Noeuds marins : les indispensables à connaître

15 septembre 2017 2 min de lecture Par CNB_Davlyrs

Un nœud bien fait tient sous la charge et se défait quand on le souhaite. Un mauvais nœud peut glisser, bloquer ou pire, céder au mauvais moment. Maîtriser les nœuds essentiels n’est pas une option en mer.

L’essentiel

  • Nœud de chaise : le roi des nœuds, boucle fixe indéfaisable
  • Nœud de cabestan : amarrage rapide sur un taquet ou bollard
  • Nœud de huit : arrêt d’écoute, sécurité garantie
  • Nœud de taquet : finition propre sur un taquet coinceur

L’art des noeuds marins

Savoir faire les bons noeuds est une compétence fondamentale

L’art des noeuds marins

Savoir faire les bons noeuds est une compétence fondamentale pour tout marin, pêcheur ou plaisancier. Un noeud bien fait tient sous la charge et se défait facilement quand on le veut. Un mauvais noeud peut glisser sous tension ou, pire, se bloquer définitivement. Voici les noeuds essentiels à maîtriser.

Le noeud de chaise (bowline)

Le roi des noeuds marins. Il forme une boucle fixe qui ne glisse pas sous la charge et se défait toujours, même après avoir été fortement sollicité. Utilisations : amarrage, remorquage, sauvetage (boucle autour du torse d’une personne à l’eau).

Méthode : « Le serpent sort du puits, fait le tour de l’arbre et redescend dans le puits. » Faites une petite boucle dans le cordage (le puits), passez le brin libre par en dessous (le serpent sort), faites-le passer autour du cordage principal (l’arbre), et repassez-le dans la boucle (il redescend). Serrez.

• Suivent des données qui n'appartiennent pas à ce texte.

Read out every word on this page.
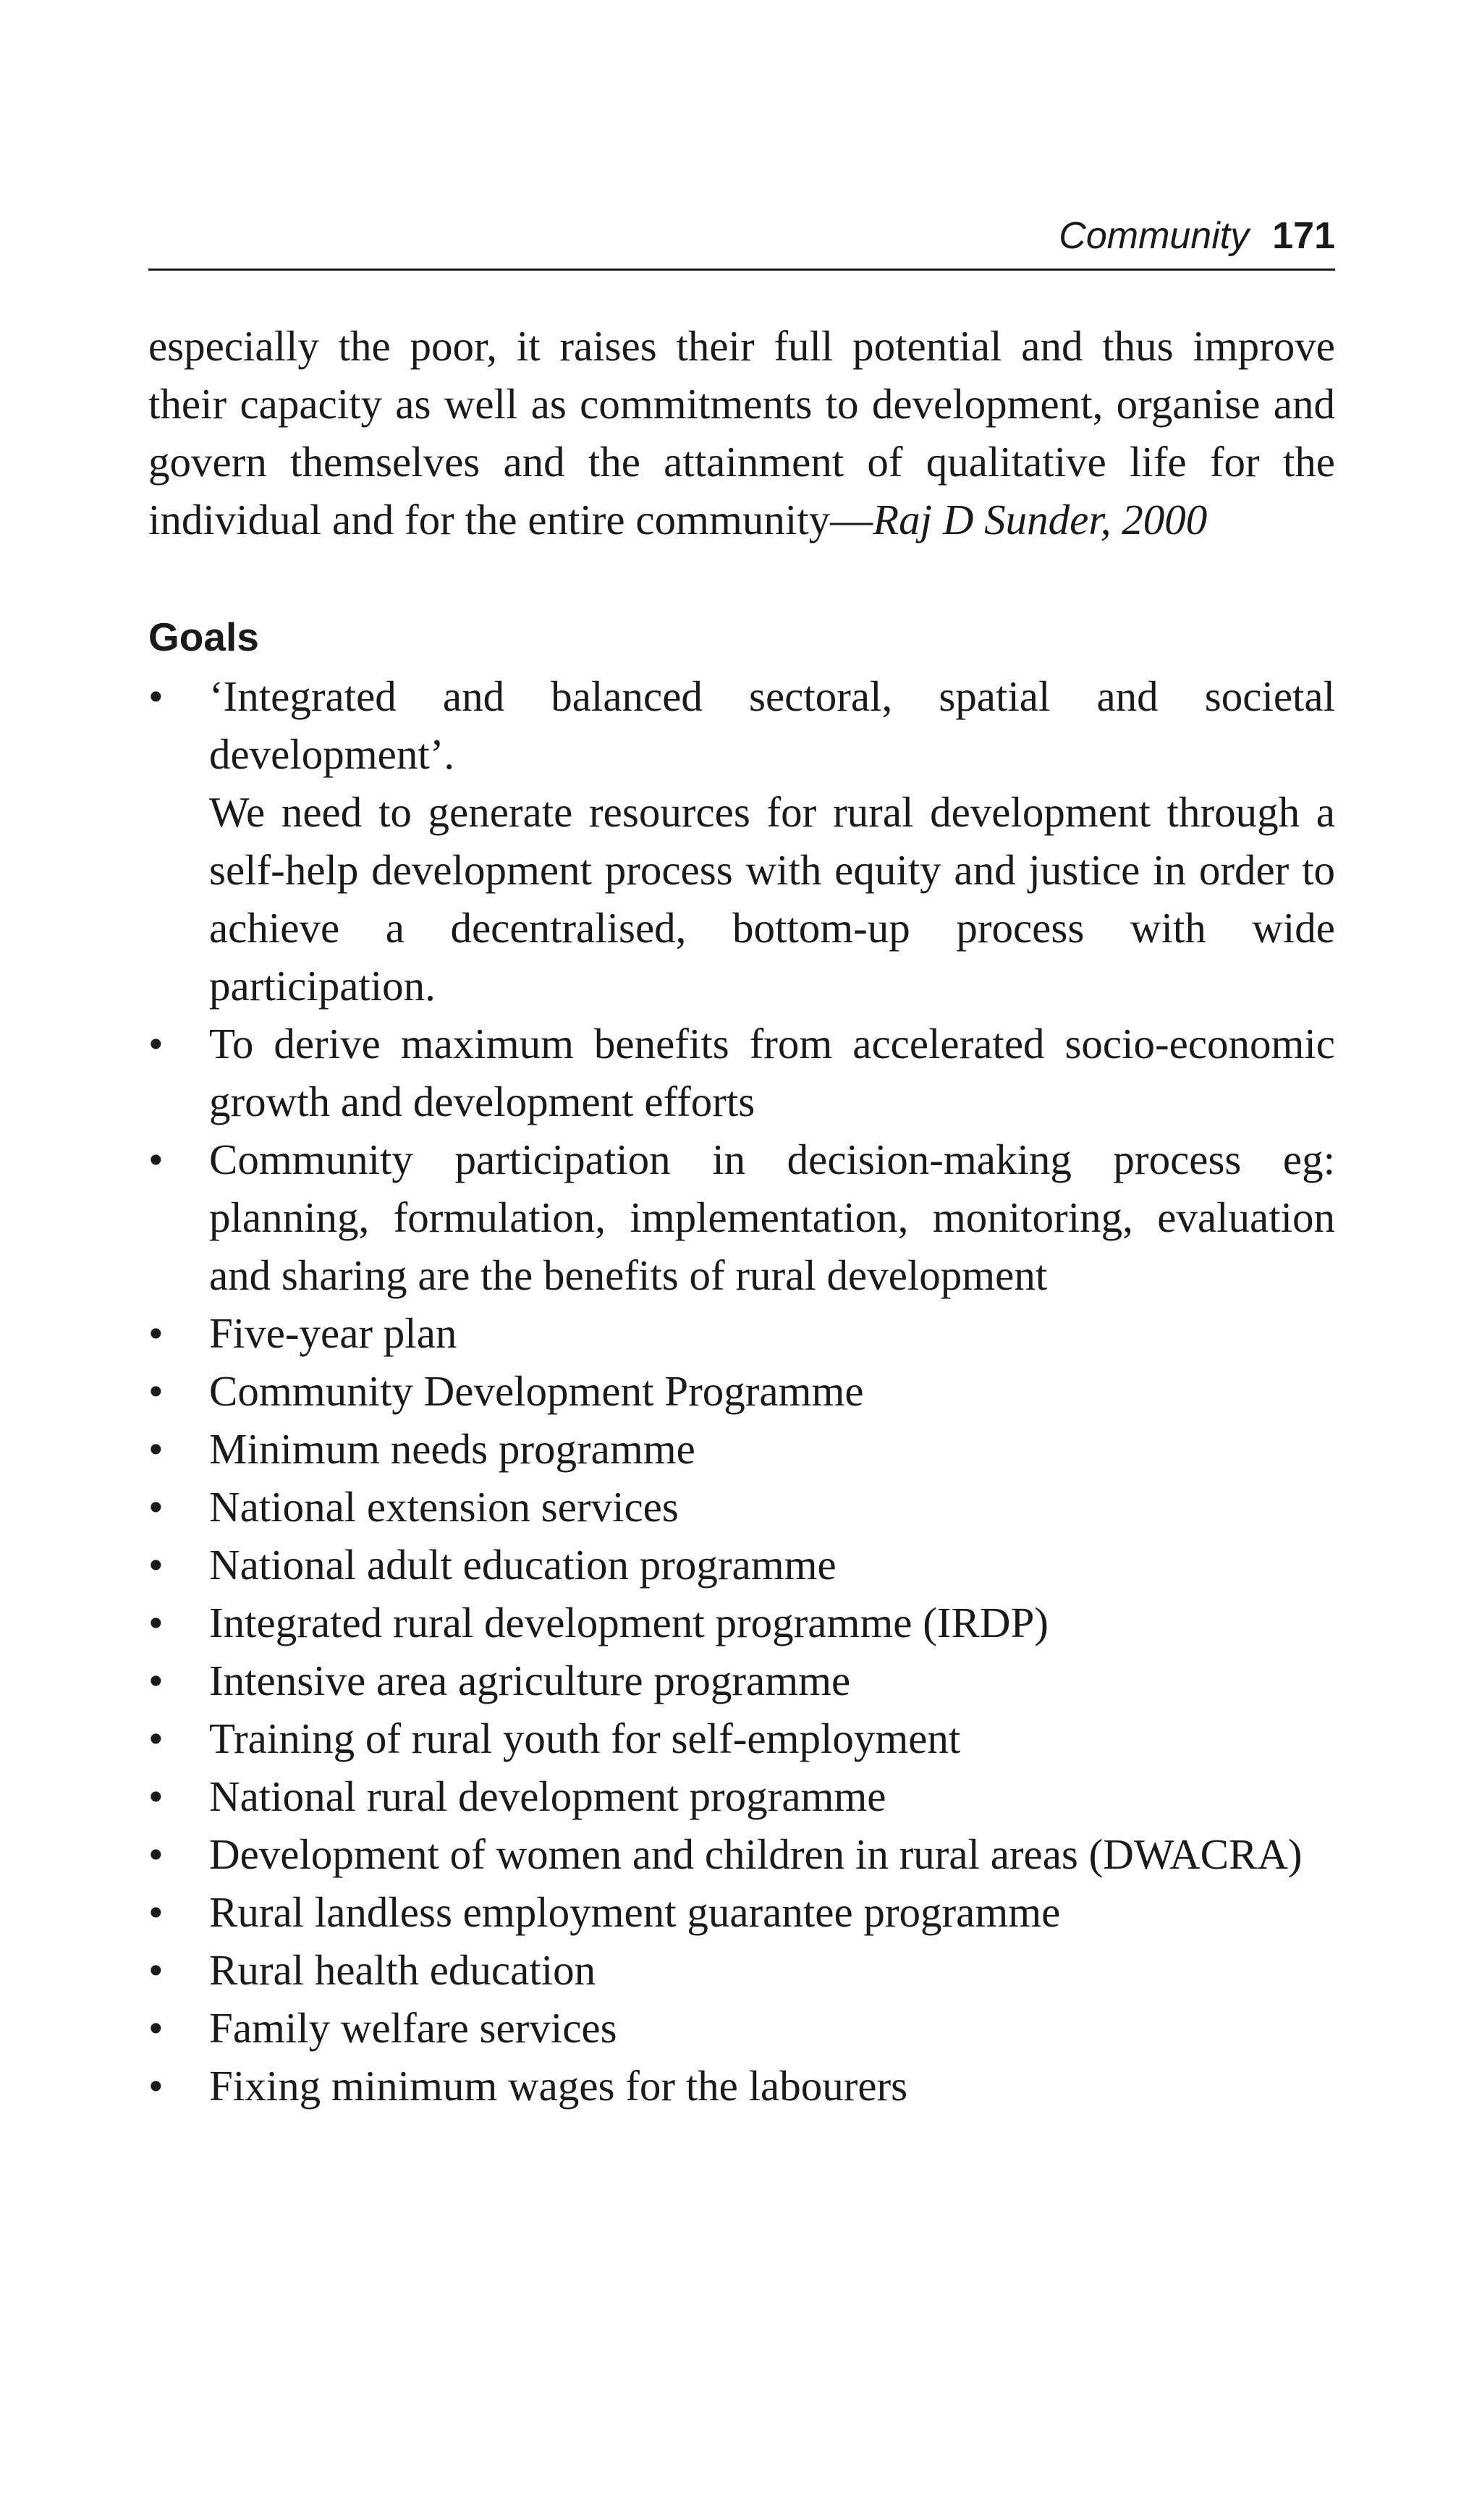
Community 171

especially the poor, it raises their full potential and thus improve their capacity as well as commitments to development, organise and govern themselves and the attainment of qualitative life for the individual and for the entire community—Raj D Sunder, 2000

Goals
• ‘Integrated and balanced sectoral, spatial and societal development’.
We need to generate resources for rural development through a self-help development process with equity and justice in order to achieve a decentralised, bottom-up process with wide participation.
• To derive maximum benefits from accelerated socio-economic growth and development efforts
• Community participation in decision-making process eg: planning, formulation, implementation, monitoring, evaluation and sharing are the benefits of rural development
• Five-year plan
• Community Development Programme
• Minimum needs programme
• National extension services
• National adult education programme
• Integrated rural development programme (IRDP)
• Intensive area agriculture programme
• Training of rural youth for self-employment
• National rural development programme
• Development of women and children in rural areas (DWACRA)
• Rural landless employment guarantee programme
• Rural health education
• Family welfare services
• Fixing minimum wages for the labourers
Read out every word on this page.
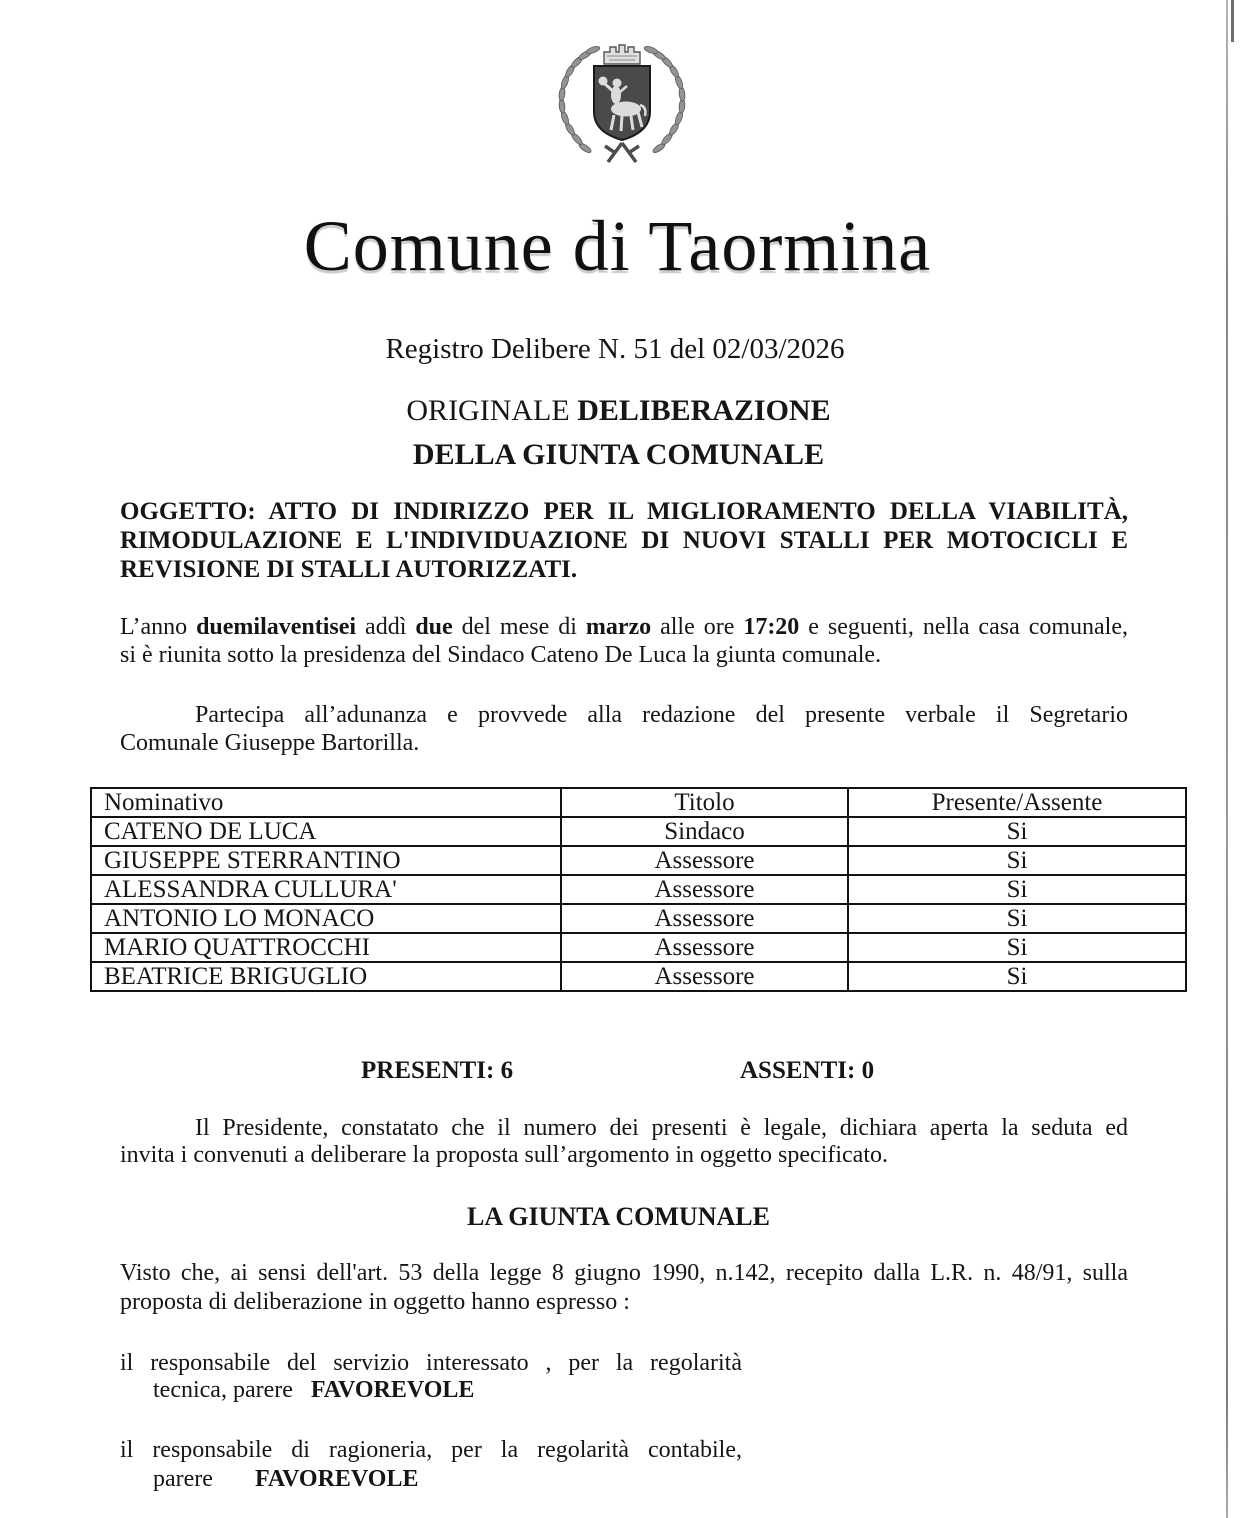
Comune di Taormina
Registro Delibere N. 51 del 02/03/2026
ORIGINALE DELIBERAZIONE
DELLA GIUNTA COMUNALE
OGGETTO: ATTO DI INDIRIZZO PER IL MIGLIORAMENTO DELLA VIABILITÀ,
RIMODULAZIONE E L'INDIVIDUAZIONE DI NUOVI STALLI PER MOTOCICLI E
REVISIONE DI STALLI AUTORIZZATI.
L’anno duemilaventisei addì due del mese di marzo alle ore 17:20 e seguenti, nella casa comunale,
si è riunita sotto la presidenza del Sindaco Cateno De Luca la giunta comunale.
Partecipa all’adunanza e provvede alla redazione del presente verbale il Segretario
Comunale Giuseppe Bartorilla.
Nominativo	Titolo	Presente/Assente
CATENO DE LUCA	Sindaco	Si
GIUSEPPE STERRANTINO	Assessore	Si
ALESSANDRA CULLURA'	Assessore	Si
ANTONIO LO MONACO	Assessore	Si
MARIO QUATTROCCHI	Assessore	Si
BEATRICE BRIGUGLIO	Assessore	Si
PRESENTI: 6	ASSENTI: 0
Il Presidente, constatato che il numero dei presenti è legale, dichiara aperta la seduta ed
invita i convenuti a deliberare la proposta sull’argomento in oggetto specificato.
LA GIUNTA COMUNALE
Visto che, ai sensi dell'art. 53 della legge 8 giugno 1990, n.142, recepito dalla L.R. n. 48/91, sulla
proposta di deliberazione in oggetto hanno espresso :
il responsabile del servizio interessato , per la regolarità
tecnica, parere FAVOREVOLE
il responsabile di ragioneria, per la regolarità contabile,
parere FAVOREVOLE
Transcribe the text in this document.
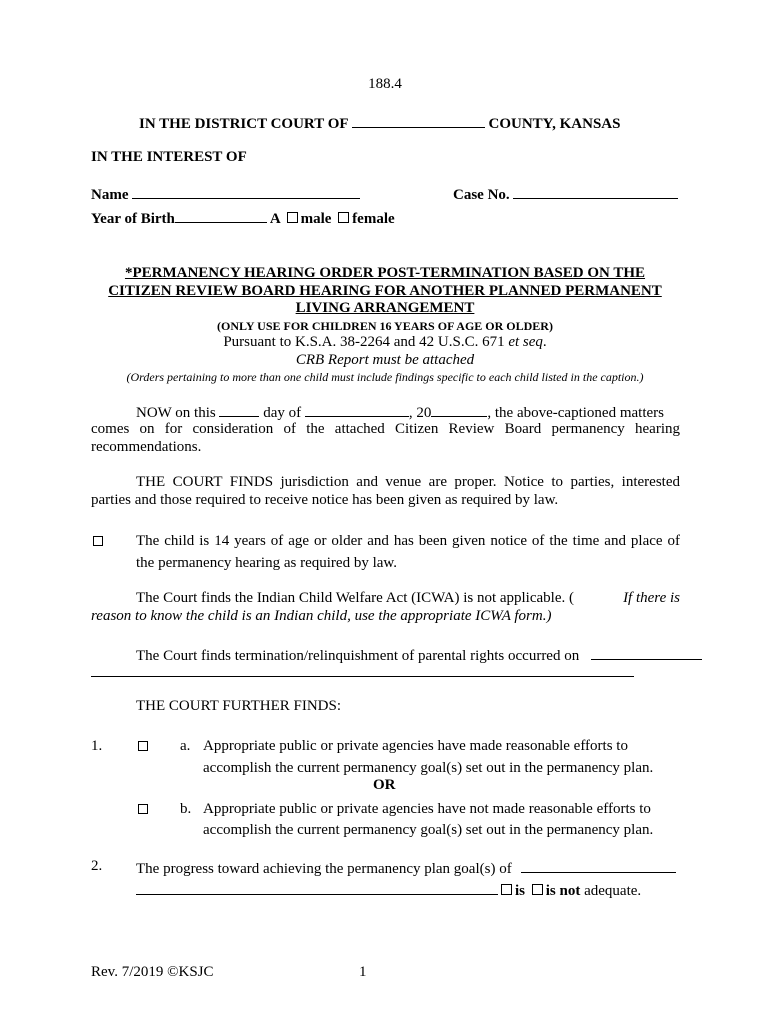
188.4
IN THE DISTRICT COURT OF	COUNTY, KANSAS
IN THE INTEREST OF
Name	Case No.
Year of Birth	A male female
*PERMANENCY HEARING ORDER POST-TERMINATION BASED ON THE
CITIZEN REVIEW BOARD HEARING FOR ANOTHER PLANNED PERMANENT
LIVING ARRANGEMENT
(ONLY USE FOR CHILDREN 16 YEARS OF AGE OR OLDER)
Pursuant to K.S.A. 38-2264 and 42 U.S.C. 671 et seq.
CRB Report must be attached
(Orders pertaining to more than one child must include findings specific to each child listed in the caption.)
NOW on this	day of	, 20	, the above-captioned matters
comes on for consideration of the attached Citizen Review Board permanency hearing
recommendations.
THE COURT FINDS jurisdiction and venue are proper. Notice to parties, interested
parties and those required to receive notice has been given as required by law.
The child is 14 years of age or older and has been given notice of the time and place of
the permanency hearing as required by law.
The Court finds the Indian Child Welfare Act (ICWA) is not applicable. (	If there is
reason to know the child is an Indian child, use the appropriate ICWA form.)
The Court finds termination/relinquishment of parental rights occurred on
THE COURT FURTHER FINDS:
1.	a. Appropriate public or private agencies have made reasonable efforts to
accomplish the current permanency goal(s) set out in the permanency plan.
OR
b. Appropriate public or private agencies have not made reasonable efforts to
accomplish the current permanency goal(s) set out in the permanency plan.
2. The progress toward achieving the permanency plan goal(s) of
is is not adequate.
Rev. 7/2019 ©KSJC	1
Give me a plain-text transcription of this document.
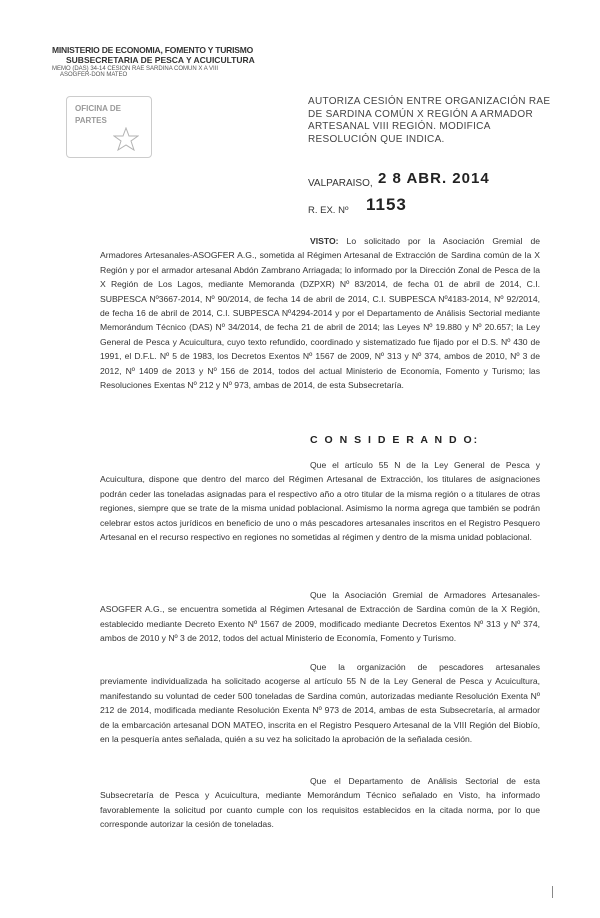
MINISTERIO DE ECONOMIA, FOMENTO Y TURISMO
SUBSECRETARIA DE PESCA Y ACUICULTURA
MEMO (DAS) 34-14 CESION RAE SARDINA COMUN X A VIII
ASOGFER-DON MATEO
OFICINA DE
PARTES
AUTORIZA CESIÓN ENTRE ORGANIZACIÓN RAE DE SARDINA COMÚN X REGIÓN A ARMADOR ARTESANAL VIII REGIÓN. MODIFICA RESOLUCIÓN QUE INDICA.
VALPARAISO, 2 8 ABR. 2014
R. EX. Nº 1153
VISTO: Lo solicitado por la Asociación Gremial de Armadores Artesanales-ASOGFER A.G., sometida al Régimen Artesanal de Extracción de Sardina común de la X Región y por el armador artesanal Abdón Zambrano Arriagada; lo informado por la Dirección Zonal de Pesca de la X Región de Los Lagos, mediante Memoranda (DZPXR) Nº 83/2014, de fecha 01 de abril de 2014, C.I. SUBPESCA Nº3667-2014, Nº 90/2014, de fecha 14 de abril de 2014, C.I. SUBPESCA Nº4183-2014, Nº 92/2014, de fecha 16 de abril de 2014, C.I. SUBPESCA Nº4294-2014 y por el Departamento de Análisis Sectorial mediante Memorándum Técnico (DAS) Nº 34/2014, de fecha 21 de abril de 2014; las Leyes Nº 19.880 y Nº 20.657; la Ley General de Pesca y Acuicultura, cuyo texto refundido, coordinado y sistematizado fue fijado por el D.S. Nº 430 de 1991, el D.F.L. Nº 5 de 1983, los Decretos Exentos Nº 1567 de 2009, Nº 313 y Nº 374, ambos de 2010, Nº 3 de 2012, Nº 1409 de 2013 y Nº 156 de 2014, todos del actual Ministerio de Economía, Fomento y Turismo; las Resoluciones Exentas Nº 212 y Nº 973, ambas de 2014, de esta Subsecretaría.
C O N S I D E R A N D O:
Que el artículo 55 N de la Ley General de Pesca y Acuicultura, dispone que dentro del marco del Régimen Artesanal de Extracción, los titulares de asignaciones podrán ceder las toneladas asignadas para el respectivo año a otro titular de la misma región o a titulares de otras regiones, siempre que se trate de la misma unidad poblacional. Asimismo la norma agrega que también se podrán celebrar estos actos jurídicos en beneficio de uno o más pescadores artesanales inscritos en el Registro Pesquero Artesanal en el recurso respectivo en regiones no sometidas al régimen y dentro de la misma unidad poblacional.
Que la Asociación Gremial de Armadores Artesanales-ASOGFER A.G., se encuentra sometida al Régimen Artesanal de Extracción de Sardina común de la X Región, establecido mediante Decreto Exento Nº 1567 de 2009, modificado mediante Decretos Exentos Nº 313 y Nº 374, ambos de 2010 y Nº 3 de 2012, todos del actual Ministerio de Economía, Fomento y Turismo.
Que la organización de pescadores artesanales previamente individualizada ha solicitado acogerse al artículo 55 N de la Ley General de Pesca y Acuicultura, manifestando su voluntad de ceder 500 toneladas de Sardina común, autorizadas mediante Resolución Exenta Nº 212 de 2014, modificada mediante Resolución Exenta Nº 973 de 2014, ambas de esta Subsecretaría, al armador de la embarcación artesanal DON MATEO, inscrita en el Registro Pesquero Artesanal de la VIII Región del Biobío, en la pesquería antes señalada, quién a su vez ha solicitado la aprobación de la señalada cesión.
Que el Departamento de Análisis Sectorial de esta Subsecretaría de Pesca y Acuicultura, mediante Memorándum Técnico señalado en Visto, ha informado favorablemente la solicitud por cuanto cumple con los requisitos establecidos en la citada norma, por lo que corresponde autorizar la cesión de toneladas.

Le noeud de cabestan (clove hitch)

Le noeud d’amarrage par excellence. Il s’enroule autour d’un bollard, d’un taquet ou d’une bitte d’amarrage. Facile à faire et à défaire, il tient bien sous traction constante mais peut glisser si la charge varie. Idéal pour les amarrages temporaires.

Le noeud de taquet

Indispensable au port : c’est ainsi qu’on amarre son bateau à un taquet. Un tour complet autour de la base du taquet, puis des huit alternés autour des cornes, terminé par une demi-clef renversée. Ce noeud tient parfaitement et se défait en un instant.

Le noeud de pêcheur (fisherman’s knot)

Comme son nom l’indique, c’est le noeud du pêcheur. Il sert à relier deux fils de pêche (bas de ligne au corps de ligne, par exemple). Chaque brin fait un noeud simple autour de l’autre, puis on tire les deux brins principaux pour serrer l’ensemble. Solide et compact.

Le noeud plat (reef knot)

Le noeud de base pour relier deux cordages de même diamètre. « Gauche sur droite, puis droite sur gauche » (ou l’inverse, mais toujours alternée). Attention : si les deux boucles ne sont pas alternées, on obtient un « noeud de vache » qui glisse sous la charge.

La demi-clef et le tour mort

La demi-clef est le noeud le plus simple : un tour et on passe le brin sous lui-même. Seule, elle ne tient pas. Mais combinée à un tour mort (un tour complet autour d’un anneau ou d’un poteau), elle forme un amarrage rapide et sûr. Deux demi-clefs après un tour mort : c’est le noeud standard pour attacher un pare-battage.

S’entraîner

Prenez un bout de cordage (1 mètre suffit) et pratiquez chaque noeud jusqu’à le faire les yeux fermés. En mer, on fait souvent les noeuds sous la pluie, dans le vent, avec des gants : la mémoire musculaire est essentielle. Les noeuds décoratifs (pomme de touline, noeud de singe, tresse) sont aussi un hobby passionnant qui produit de beaux objets.